The pediatric line necessitated the organization’s design around small vasculature and narrow physiologic margins. Those constraints, in turn, pushed the engineering discipline on priming volume, internal recirculation, and speed-flow curves. Many of those same constraints inform adult weaning protocols and low-flow management in right-sided failure, illustrating how pediatric requirements can shape adult best practices.

The 2011 integration positioned centrifugal short-term support alongside durable LVADs and, later, fully MagLev implantables. That sequence, short-term extracorporeal pumps informing implantable architectures, illustrates how knowledge moves across product classes. It also shows how companies connect perioperative devices with long-term systems to serve a continuum of heart failure care rather than isolated episodes.

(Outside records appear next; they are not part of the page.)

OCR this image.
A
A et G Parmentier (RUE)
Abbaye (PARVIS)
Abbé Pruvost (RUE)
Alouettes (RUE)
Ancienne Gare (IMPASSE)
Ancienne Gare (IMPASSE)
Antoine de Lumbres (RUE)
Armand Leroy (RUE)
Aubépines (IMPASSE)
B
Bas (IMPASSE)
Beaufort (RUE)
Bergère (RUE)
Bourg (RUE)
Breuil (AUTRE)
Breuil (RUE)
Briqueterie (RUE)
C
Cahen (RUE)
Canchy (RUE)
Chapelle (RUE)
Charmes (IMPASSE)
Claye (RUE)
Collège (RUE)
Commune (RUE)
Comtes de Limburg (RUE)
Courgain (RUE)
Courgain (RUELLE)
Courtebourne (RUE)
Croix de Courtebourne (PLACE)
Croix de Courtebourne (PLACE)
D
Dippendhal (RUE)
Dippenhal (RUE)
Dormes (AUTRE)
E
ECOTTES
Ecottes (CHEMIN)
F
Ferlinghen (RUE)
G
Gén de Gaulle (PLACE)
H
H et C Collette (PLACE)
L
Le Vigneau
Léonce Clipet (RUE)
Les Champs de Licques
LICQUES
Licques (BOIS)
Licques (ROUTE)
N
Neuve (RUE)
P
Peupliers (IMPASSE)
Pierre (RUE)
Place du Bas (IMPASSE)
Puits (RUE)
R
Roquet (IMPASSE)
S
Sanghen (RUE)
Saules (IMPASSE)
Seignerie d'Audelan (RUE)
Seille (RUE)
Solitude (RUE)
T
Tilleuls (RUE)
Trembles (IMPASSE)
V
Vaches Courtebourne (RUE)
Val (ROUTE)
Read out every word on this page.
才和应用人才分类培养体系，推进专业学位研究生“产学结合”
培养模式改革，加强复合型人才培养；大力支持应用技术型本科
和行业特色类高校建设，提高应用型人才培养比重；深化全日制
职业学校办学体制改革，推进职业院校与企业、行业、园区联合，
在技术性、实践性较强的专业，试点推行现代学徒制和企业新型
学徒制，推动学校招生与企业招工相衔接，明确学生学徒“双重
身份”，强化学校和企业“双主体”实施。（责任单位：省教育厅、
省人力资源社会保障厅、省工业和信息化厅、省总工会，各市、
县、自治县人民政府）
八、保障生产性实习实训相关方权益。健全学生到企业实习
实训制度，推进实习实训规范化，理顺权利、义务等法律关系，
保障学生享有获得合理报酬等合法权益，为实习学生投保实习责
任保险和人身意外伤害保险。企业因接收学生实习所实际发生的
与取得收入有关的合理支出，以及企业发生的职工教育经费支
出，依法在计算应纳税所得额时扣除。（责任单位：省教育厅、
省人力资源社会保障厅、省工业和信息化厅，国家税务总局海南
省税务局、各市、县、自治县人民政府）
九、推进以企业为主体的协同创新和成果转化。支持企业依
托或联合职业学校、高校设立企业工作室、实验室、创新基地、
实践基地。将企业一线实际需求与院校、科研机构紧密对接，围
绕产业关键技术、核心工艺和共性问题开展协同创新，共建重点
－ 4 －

The CentriMag and PediMag story sits at the intersection of engineering and clinical logistics: a bearingless rotor, a controller tuned for variable hospital environments, disposables sized to flow requirements, and training that turns complex hardware into a repeatable bedside routine. Within that intersection, Dasse’s contribution was to organize people and processes around the specific needs of short-term and pediatric support and to align those needs with a commercialization path that could survive audits, recalls, and mergers. The forward arc, pumps with fewer wear points and tighter control over shear, continues to shape how next-generation systems are specified, validated, and brought to the bedside.

 

Disclaimer: The content provided is for informational purposes only. The details discussed regarding CentriMag, PediMag, and the technologies mentioned are not intended as medical advice or a guarantee of performance. Readers are encouraged to conduct their own research and consult relevant medical professionals and regulatory authorities.